Teşhis Mutfağı’nda, beslenme monitörü ile yiyecekleri barkod makinesinden geçirir gibi besin ve kalori değerleri görüntülenebiliyor; eğer yemeğe misafirinizin varsa hazırladığınız yemeğin bu bilgileri sayesinde o gün limitlerini zorlamış olanlar ikramdan uzak durmaya çalışıyor, yemeğin az tuzlu olduğunu gören misafiriniz ekstra tuzu ezbere dökmemiş oluyor.

Yemek Printer’ı fikri ise moleküler gastronomistlerden esinlenilmiş. Havucu köpüğe, parmesanı spagettiye çeviren bu hünerli ellerin becerileri ev ortamına nasıl yansıtılır fikrinden yola çıkan Philips Design, yemek printerını bulmuş. Düşünün, yiyecekleri alıp birleştiriyor ve 3 boyutlu printer’lardan çıkmış şaheserler gibi istediğiniz şekilde sunuyor.
Ev tarımı ise; hormonlu sebzeler, 1 gecede tarım ilaçları boca edilmiş meyveler, genetiğiyle oynanmış tohumlar derken ne yediği konusunda ciddi endişe duyanlara yönelik. Herkesin bahçesi olmadığının farkında olan Philips Design da sanki buzdolabı gibi deniz mahsüllerinin, meyve/sebzelerin yaşayabileceği kendi kendine yetebilen ev içinde mini ekosistemler hayal ediyor.

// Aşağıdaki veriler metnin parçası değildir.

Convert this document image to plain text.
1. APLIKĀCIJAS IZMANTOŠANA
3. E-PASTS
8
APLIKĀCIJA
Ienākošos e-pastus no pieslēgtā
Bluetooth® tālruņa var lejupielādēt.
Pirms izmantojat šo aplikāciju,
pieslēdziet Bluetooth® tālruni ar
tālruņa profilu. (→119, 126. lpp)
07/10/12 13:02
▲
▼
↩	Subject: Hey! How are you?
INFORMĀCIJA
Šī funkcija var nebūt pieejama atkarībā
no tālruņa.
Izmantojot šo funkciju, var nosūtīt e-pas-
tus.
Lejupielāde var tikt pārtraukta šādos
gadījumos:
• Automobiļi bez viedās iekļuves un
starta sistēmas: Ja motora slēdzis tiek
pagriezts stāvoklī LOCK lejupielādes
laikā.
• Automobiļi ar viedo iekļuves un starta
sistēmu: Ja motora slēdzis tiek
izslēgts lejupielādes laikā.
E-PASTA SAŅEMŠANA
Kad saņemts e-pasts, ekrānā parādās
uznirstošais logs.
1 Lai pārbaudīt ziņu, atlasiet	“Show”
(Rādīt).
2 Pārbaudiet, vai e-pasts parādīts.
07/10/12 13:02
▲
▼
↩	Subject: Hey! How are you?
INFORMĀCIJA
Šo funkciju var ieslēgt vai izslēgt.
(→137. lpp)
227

E peki tek çalışan Philips mi? Tabii ki hayır. Yukardaki resim henüz konsept çalışma olsa da GE’nin 2035 için tasarladığı mutfağı. OLED teknolojisiyle çalışan, UV filtrasonuyla suyu temizleyen, akıllı bulaşık makineli ama hepsinden önemlisi yediğinizi içtiğinizi takip edip özel asistan gibi çalışan komple bir mutfak. Bu hızla ilerleyen teknolojiyle imkansız değil ama gerçekleşmesi için zaman ve maliyet önemli unsurlar.